C’est là que l’on découvre alors les limites de la machine.
Les limites d’utilisation de l’imprimante 3D Projet 1200
Le point noir de l’imprimante 3D : ses résines FTX Green et FTX Cast normalement destinées aux bijoutiers, elles ne sont pas utilisables dans mon process de fonte conventionnelle utilisé en bijouterie.
D’après mes calculs, avec un prix au litre de 1300 €, ces résines sont de loin les plus chères du marché.
La résine Green s’imprime très bien avec une grande finesse, mais s’incinèrent très mal. Du coup il faut se résoudre à l’utiliser pour faire des moules en silicone.
En cherchant sur le marché des consommables, d’autres résines à 65 euros le litre mon permis d’obtenir les mêmes résultats.
La résine Cast, proposée par 3D Systems, lors de l’incinération donne de piètres résultats et on perd en plus des détails d’impression. De plus, elle est extrêmement fragile, et elle se casse la plupart du temps lorsque l’on détache notre pièce du support d’impression.
Le principe des cartouches ne me convient pas dans mon activité, assez onéreuses les cartouches ont des puces, qui au lieu de vous prévenir d’un manque de résine pour réaliser l’impression que vous vous apprêtez à lancer, servent à limiter le nombre de cycles des cartouches. La politique du constructeur est peut-être à revoir !
Si vous désirez utiliser les cartouches avec les résines d’autres fournisseurs, c’est possible, mais vous serez forcément limités à un moment donné par les puces et forcés de retourner voir 3D Systems pour acheter leurs résines.
Pour ce qui est de la chambre UV de polymérisation, elle est pratique, car directement intégrée à la machine. Seulement les cycles automatiques ne durent que 10 minutes. Si bien que pour des pièces épaisses ou volumineuses qui ont besoin de temps de polymérisation, il faut relancer manuellement les cycles.
La bonne polymérisation des résines étant vitale pour assurer le succès du process de fonte, il aurait été pratique d’intégrer une option au logiciel de la machine pour pouvoir paramétrer la durée des cycles UV.
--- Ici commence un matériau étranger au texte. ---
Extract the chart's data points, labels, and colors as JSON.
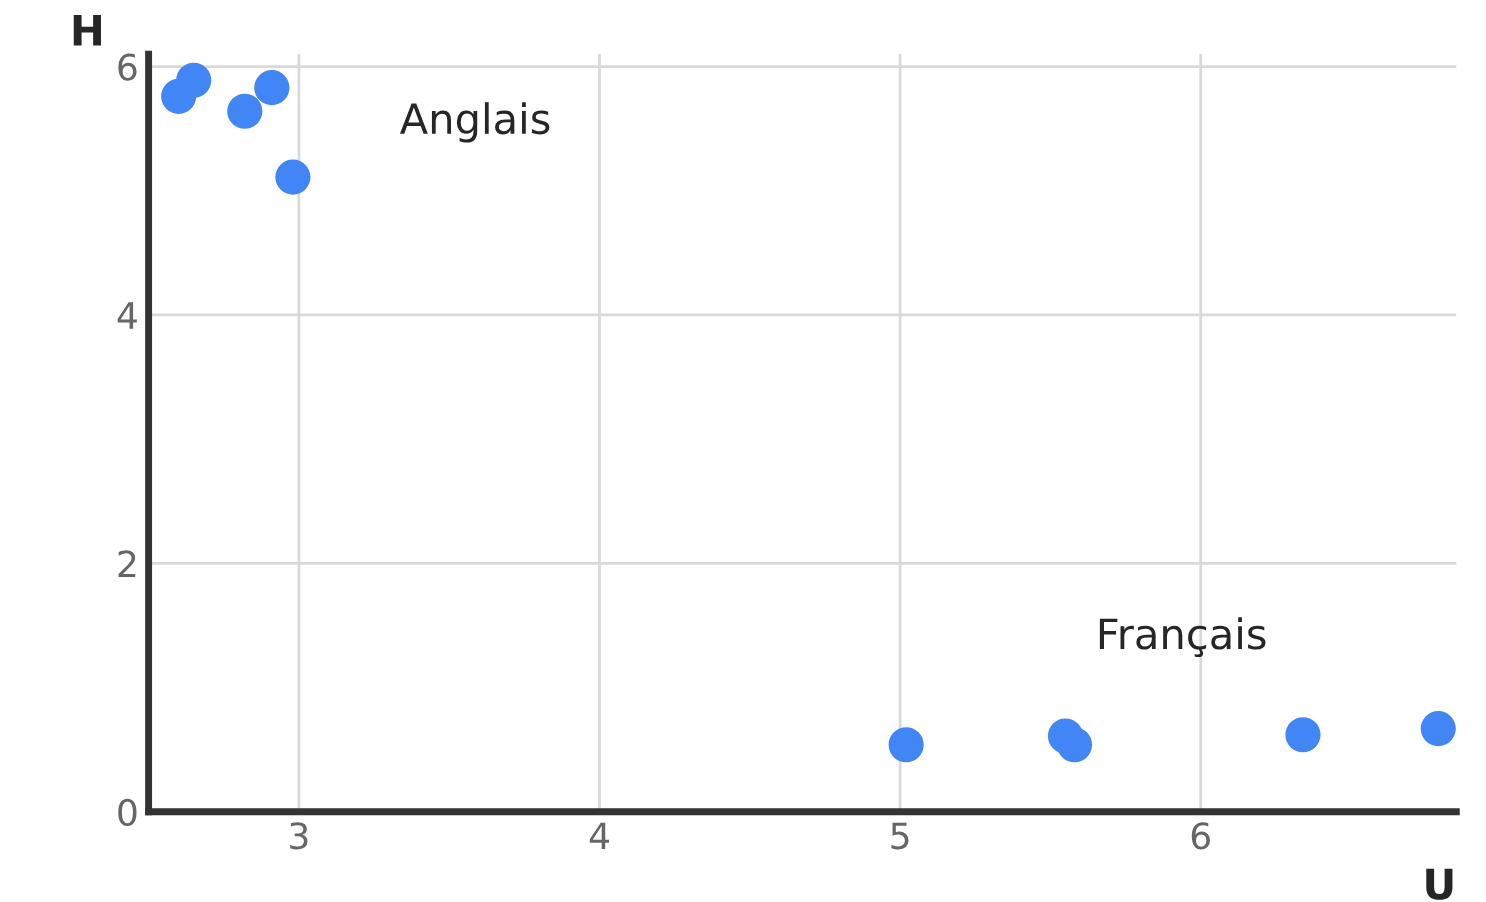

Cet oubli oblige l’utilisateur à se confectionner son propre caisson de polymérisation UV. Cela n’est pas compliqué, mais quelques lignes de codes dans le soft de la machine et le tour aurait été joué.
A noté, 3D Systems ne met strictement aucun accessoire à la disposition, alors que d’autres constructeurs créent des outils parfaitement adaptés à l’utilisation de leur machine. 3D Systems ne fourni aucun accessoire de nettoyage ou bien de stockage des cartouches de résines qui une fois ouverte sont très difficiles à stocker.
De prime abord, le système des cartouches paraît être un avantage, c’est ainsi que le montre le marketing de 3D Systems, mais à l’utilisation on se rend compte que ce système est entièrement imaginé pour 3D Systems et non pour l’utilisateur.
Les applications de l’impression 3D pour la bijouterie
Malgré les limites énoncées plus haut, le recours à des résines tierces permet d’utiliser la machine afin de produire des bijoux.
La première alternative est d’imprimer des masters en plastiques qui serviront à fabriquer des moules en silicones pour produire les modèles en cire conventionnelle.
La seconde solution est d’imprimer des résines incinérables d’un autre fournisseur. C’est ce que cherchent à faire la plupart des bijoutiers qui ont acquis l’imprimante 3D Projet 1200.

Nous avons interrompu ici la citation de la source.